Sento na cadeira azul macia e plastificada, me viro recostando as minhas costas e ergo as pernas até ficar inteiro relaxado. Um rosto de touca cirúrgica e máscara surge por cima de mim, abro a boca e volto minha atenção para a lâmpada que ilumina meu rosto. As brocas odontológicas comem soltas, dessa vez aquela praguinha que fura meus dentes foi funda. O tempo vai passando devagar, o zumbido vai persistindo, até que ele larga as ferramentas na mesinha, pede que eu mantenha a boca aberta e sai por um instante. Quando volta percebo uma furadeira em suas mãos.
— Hummm hmmm
— Calma, eu sei o que estou fazendo.
E a broca vai perfurando as minhas reservas de cálcio. O tempo continua passando lentamente e fico ouvindo a máquina trabalhando na minha boca. O doutor parece desanimado por um momento, se levanta e caminha em direção à porta.

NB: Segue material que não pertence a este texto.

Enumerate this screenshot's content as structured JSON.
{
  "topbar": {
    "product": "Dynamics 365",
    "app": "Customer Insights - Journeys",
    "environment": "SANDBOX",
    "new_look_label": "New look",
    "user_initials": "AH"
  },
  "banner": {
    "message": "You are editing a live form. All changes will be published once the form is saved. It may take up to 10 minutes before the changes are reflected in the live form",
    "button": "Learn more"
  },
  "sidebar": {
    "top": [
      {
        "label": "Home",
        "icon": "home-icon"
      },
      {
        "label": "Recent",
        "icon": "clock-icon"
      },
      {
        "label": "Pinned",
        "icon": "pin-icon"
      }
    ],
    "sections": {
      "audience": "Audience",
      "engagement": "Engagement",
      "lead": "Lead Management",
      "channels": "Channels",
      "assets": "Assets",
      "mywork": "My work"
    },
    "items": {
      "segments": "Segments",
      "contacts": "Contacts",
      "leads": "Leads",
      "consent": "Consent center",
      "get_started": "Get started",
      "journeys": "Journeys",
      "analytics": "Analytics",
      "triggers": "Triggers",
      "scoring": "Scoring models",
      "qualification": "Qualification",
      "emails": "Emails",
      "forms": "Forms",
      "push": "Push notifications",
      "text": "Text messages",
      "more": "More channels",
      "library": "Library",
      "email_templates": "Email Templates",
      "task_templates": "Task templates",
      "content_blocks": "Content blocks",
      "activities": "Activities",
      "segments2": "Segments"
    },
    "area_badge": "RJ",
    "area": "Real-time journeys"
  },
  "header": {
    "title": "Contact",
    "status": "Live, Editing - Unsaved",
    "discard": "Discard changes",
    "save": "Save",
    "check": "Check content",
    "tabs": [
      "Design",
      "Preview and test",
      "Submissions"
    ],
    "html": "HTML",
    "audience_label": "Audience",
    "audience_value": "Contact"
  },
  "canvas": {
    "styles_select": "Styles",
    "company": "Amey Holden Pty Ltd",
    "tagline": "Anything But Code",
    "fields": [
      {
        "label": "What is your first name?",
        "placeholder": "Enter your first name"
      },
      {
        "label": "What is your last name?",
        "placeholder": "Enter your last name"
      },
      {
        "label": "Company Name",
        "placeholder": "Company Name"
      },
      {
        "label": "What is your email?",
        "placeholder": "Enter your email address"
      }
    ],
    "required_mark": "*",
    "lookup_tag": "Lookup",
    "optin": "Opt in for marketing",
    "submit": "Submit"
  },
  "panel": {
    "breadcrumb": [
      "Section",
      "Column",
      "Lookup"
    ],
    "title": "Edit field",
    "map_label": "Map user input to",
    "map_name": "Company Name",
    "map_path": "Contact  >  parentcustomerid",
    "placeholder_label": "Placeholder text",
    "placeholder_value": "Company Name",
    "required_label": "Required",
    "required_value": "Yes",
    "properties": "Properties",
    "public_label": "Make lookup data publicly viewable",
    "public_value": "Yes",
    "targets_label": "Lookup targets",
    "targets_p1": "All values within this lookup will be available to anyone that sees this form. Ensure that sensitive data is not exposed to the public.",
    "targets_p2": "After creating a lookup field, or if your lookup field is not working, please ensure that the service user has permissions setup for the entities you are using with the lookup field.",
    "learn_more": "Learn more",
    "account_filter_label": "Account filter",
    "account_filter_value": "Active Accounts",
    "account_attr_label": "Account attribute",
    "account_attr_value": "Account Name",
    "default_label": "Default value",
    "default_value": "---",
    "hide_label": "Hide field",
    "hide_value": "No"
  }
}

— Mantenha a boca aberta. — diz e sai.
Espero, espero. Mais um tempo do que da outra vez. Sinto minhas mandíbulas arderem. Depois de um tempo ele aparece novamente, tira a touca cirúrgica e põe um capacete laranja de construção, em suas mãos há uma britadeira.
— Hummm hmmm
— Calma, eu sei o que estou fazendo. A furadeira não estava resolvendo muito então peguei isso lá na prefeitura.
Ele liga e começa a trabalhar, o barulho é ensurdecedor:
— TRAAAARRAAAAAARRAAAA
Tenho essas visões enquanto estou deitado lá e ele vai trabalhando sem saber o que se passa pela minha mente. É extremamente profissional, mas a cadeira do consultório me faz cogitar várias ideias para as crônicas. Me seguro para não rir, não é um momento propício para ter uma crise de risos, posso atrapalhar ele e ainda me engasgar.
Consigo me conter e vou torcendo para que ele não saia e volte com um serrote nas mãos, dizendo:
— Vou ter de amputar.
Depois de uns minutos ele parece satisfeito e solta um:
— Que maravilha!
Eu tenho de concordar. Sou uma das sete.
—
Publicado originalmente em 10 de Junho de 2022.